= Edward Stirling Booth =

Edward Stirling Booth (19 August 1911 – 16 March 1997), commonly referred to as Ted Booth, was an Australian botanist.

==History==
Booth was born in Adelaide, the only son of S(ydney) Russell Booth (died 1949) and Anna Florence Stirling (died 14 May 1939), who married in 1910. His father was a chartered accountant and director of several corporations; his mother was a daughter of Professor Stirling.

He had a privileged life, growing up in North Adelaide, where he attended a small private school before St Peter's College. He completed his BSc in 1932, and Honours in Zoology at Adelaide University in 1933, while also studying art in North Adelaide.
He had a scholarship for further study at Melbourne University, but quit after one year and returned to Adelaide.

He became interested in conifers, and curated the herbarium attached to the University of Adelaide's Botany Department. He also planted them liberally at his family home "Arbroath", near Stirling, in the Adelaide Hills.

Following the death of J. M. Black, author of The Flora of South Australia, the Adelaide Botanic Garden had need of a botanist to collate its various collections, which Booth filled until 1955, but he declined the offer of a full-time position as keeper of the State Herbarium, which instead went to Hansjörg Eichler, however Booth stayed on for another five months as an unpaid assistant, and a long-lasting friendship developed between the Booths and Hansjörg and Marlies Eichler.

Another strong friendship and artistic collaboration which developed during this period was with the botanical artist Ludwik Dutkiewicz.

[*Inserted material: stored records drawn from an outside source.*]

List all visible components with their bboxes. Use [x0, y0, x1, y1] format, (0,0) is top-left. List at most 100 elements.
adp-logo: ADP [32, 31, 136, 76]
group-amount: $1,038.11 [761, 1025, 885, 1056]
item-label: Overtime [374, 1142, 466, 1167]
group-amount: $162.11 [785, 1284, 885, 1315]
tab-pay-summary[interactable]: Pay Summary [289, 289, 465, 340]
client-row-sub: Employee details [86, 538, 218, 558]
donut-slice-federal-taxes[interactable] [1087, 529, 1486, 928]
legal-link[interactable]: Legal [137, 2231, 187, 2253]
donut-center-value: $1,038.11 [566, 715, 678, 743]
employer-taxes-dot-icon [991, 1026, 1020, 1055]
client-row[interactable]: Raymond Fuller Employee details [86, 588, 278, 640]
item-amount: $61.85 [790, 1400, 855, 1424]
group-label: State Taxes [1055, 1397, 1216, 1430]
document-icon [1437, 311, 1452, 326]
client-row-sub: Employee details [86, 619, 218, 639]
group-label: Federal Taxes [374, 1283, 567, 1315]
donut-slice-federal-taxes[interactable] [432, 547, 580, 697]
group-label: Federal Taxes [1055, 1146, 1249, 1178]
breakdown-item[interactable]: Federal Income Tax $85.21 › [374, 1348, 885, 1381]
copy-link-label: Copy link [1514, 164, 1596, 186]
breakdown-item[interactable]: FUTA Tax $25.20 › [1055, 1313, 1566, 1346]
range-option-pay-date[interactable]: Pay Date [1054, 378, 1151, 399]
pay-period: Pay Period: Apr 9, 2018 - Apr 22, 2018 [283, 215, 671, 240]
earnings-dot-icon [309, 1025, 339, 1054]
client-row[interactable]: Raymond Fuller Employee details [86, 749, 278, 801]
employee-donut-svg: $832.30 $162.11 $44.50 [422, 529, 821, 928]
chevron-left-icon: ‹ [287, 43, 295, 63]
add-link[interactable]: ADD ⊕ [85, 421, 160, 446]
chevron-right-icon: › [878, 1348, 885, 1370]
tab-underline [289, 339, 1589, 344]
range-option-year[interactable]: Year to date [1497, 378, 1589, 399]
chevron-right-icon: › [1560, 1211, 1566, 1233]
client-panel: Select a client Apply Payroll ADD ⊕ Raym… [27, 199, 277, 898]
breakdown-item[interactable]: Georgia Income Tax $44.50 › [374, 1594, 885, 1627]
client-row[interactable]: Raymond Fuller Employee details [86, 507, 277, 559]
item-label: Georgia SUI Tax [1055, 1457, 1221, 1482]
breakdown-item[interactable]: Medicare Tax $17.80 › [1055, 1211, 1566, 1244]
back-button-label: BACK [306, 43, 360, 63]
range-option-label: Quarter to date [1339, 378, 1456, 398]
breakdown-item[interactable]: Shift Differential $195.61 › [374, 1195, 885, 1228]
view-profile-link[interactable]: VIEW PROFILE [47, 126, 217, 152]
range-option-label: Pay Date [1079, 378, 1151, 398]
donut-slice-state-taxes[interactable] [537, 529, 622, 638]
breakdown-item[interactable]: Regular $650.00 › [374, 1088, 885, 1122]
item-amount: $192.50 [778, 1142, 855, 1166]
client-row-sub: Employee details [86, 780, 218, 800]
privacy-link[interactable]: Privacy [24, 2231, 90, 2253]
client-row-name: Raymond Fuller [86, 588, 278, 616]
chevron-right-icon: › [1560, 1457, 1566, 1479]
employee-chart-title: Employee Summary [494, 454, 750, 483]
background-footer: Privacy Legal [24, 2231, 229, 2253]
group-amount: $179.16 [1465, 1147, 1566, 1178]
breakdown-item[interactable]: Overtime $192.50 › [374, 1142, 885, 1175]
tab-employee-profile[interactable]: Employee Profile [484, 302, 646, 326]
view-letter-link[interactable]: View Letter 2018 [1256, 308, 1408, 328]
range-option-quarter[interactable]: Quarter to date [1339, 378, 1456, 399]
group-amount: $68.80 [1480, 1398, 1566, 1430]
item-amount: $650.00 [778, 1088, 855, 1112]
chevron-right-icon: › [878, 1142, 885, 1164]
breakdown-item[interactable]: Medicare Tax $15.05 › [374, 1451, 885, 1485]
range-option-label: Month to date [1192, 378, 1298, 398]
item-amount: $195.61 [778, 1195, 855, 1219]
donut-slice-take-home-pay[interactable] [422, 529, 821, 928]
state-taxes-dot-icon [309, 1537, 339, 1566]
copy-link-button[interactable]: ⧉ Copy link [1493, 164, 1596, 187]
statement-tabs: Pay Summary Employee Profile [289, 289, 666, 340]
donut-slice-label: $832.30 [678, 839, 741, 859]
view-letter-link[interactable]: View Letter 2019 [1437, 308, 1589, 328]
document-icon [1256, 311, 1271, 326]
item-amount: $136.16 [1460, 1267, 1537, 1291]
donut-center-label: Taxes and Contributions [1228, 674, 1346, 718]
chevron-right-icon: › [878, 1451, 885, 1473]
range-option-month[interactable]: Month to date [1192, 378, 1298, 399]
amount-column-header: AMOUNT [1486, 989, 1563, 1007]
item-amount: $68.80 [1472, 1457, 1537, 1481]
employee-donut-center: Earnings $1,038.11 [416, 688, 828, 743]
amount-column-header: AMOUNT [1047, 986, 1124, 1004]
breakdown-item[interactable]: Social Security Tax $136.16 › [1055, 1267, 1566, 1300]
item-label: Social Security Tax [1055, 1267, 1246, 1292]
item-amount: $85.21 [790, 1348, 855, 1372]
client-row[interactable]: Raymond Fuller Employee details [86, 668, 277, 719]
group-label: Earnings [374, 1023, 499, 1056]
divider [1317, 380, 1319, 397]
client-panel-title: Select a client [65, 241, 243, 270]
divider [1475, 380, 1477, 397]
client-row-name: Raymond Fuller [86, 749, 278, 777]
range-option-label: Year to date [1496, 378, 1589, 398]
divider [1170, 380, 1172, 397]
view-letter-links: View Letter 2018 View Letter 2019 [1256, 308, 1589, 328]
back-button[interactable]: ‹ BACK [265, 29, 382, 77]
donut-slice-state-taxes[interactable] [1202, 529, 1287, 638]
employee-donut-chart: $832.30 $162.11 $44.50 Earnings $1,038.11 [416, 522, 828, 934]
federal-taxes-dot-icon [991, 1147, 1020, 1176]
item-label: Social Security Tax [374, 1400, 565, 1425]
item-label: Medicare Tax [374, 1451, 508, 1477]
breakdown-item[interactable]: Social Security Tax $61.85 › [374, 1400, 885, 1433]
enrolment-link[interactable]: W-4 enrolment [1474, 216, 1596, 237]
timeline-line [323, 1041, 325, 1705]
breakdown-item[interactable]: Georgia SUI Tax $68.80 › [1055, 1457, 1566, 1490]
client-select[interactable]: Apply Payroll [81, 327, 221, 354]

From 1955 Ted pursued personal interests: poetry, art and photography.

== Recognition ==
In 2011 Anna Stirling Pope, a granddaughter of Booth, created a personal tribute "Ted's Story", which is free to view on YouTube. (see External links below)

==Family==
Edward Stirling Booth married Freya Heysen on 25 August 1938 in a small ceremony at "The Cedars", home of Sir Hans Heysen (Freya was the Heysens' second daughter). They had two sons:
- Andrew Stirling Russell Booth
- Edward Heysen Stirling Booth (c. 1 March 1942 – ) married Jane Blatchford Bird of Belair on 25 November 1967
Booth had a sister, Anna Dorothea "Nan" Booth (1917 – ) who married Robert Hay Morrison on 20 September 1939.